What is the smallest $m$ such that $\operatorname{SL}_n(q)$ embeds in $S_m$?

Question

The Question:

What is the smallest $m$ (dependent upon $n,q$) such that $$\operatorname{SL}_n(q)\hookrightarrow S_m?$$ That is, such that $\operatorname{SL}_n(q)$ embeds in $S_m$.

Context:

I want to view $\operatorname{SL}_n(q)$ as a permutation group in the most efficient way possible.

Put differently, I want the smallest $m$ such that

$$\operatorname{SL}_n(q)(\cong \circ\le)S_m,$$

where $(\cong \circ\le)$ means there exists a group $K$ such that $\operatorname{SL}_n(q)\cong K$ and $K\le S_m$.

Thoughts:

Of course, by Cayley's Theorem, $m\le |\operatorname{SL}_n(q)|$.

A Place to Look:

If I recall correctly, there's stuff about optimising such an embedding, in Robinson's book, "A Course in the Theory of Groups (Second Edition)". The problem with looking it up, though, is that it's buried deep in the text and it's been three years since I was at that point of the book.

Answer 1

Let $G$ be a finite group.

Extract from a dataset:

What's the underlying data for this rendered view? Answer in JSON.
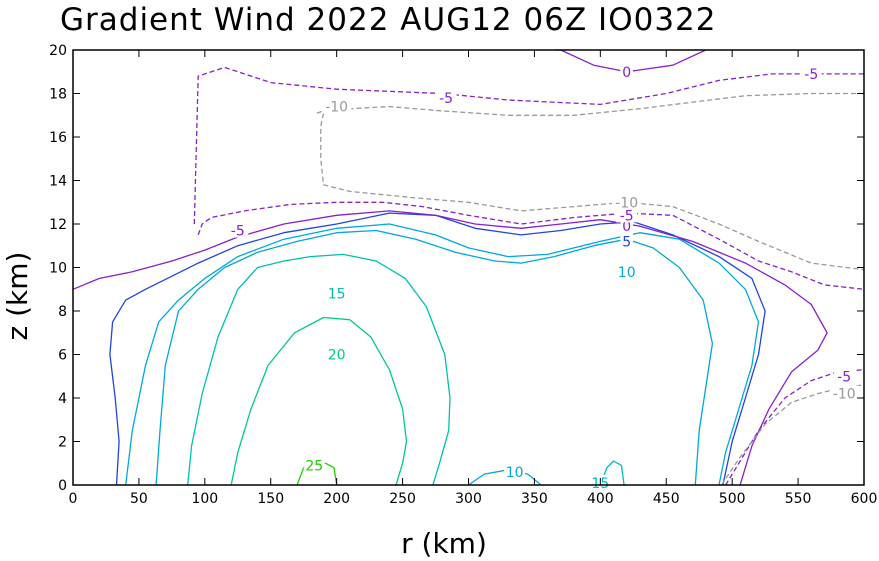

The invariant $$ \mu(G)=\min\{m \mid G\hookrightarrow S_m \} $$ is called the minimal faithful permutation degree of $G$. Clearly we have $\mu(SL(n,q))\le q^n-1$. There is an extensive literature on this invariant. It has been computed for all finite simple groups. To give an example, for $n=2$ we have \begin{align*} \mu(SL(2,3)) & = 8,\\ \mu(SL(2,5)) & = 24, \end{align*} which equals the bound $q^n-1$ mentioned above.

I found a recent paper by Borade et.al on Minimal permutation representations for linear groups, which proves results on $\mu(SL(n,q))$. In particular, for $(q-1)_2$ being the factor $2^e$ arising in the prime decomposition of $q-1$, we have $$ \mu(SL(2,q))=(q-1)_2\cdot (q+1). $$

Answer 2

The classification of maximal subgroups of PSL (Aschbacher, Kleidman/Liebeck, Bray, Holt, Roney-Dougal ) implies that, with a few small exceptions such as $PSL_2(5)$ and $PSL_2(7)$ the maximal subgroup of $PSL_n(q)$ of smallest index is the "point" stabilizer of index $(q^n-1)/(q-1)$, and all other maximal subgroups have significantly larger index.

For your problem that gives a lower bound of $(q^n-1)/(q-1)$, which is reached, for example, if $SL\cong PSL$. Otherwise you get at worst an extra factor $|Z(SL_n(q))|$ to represent the extension, and in some cases this is indeed equal to the naive $q^n-1$.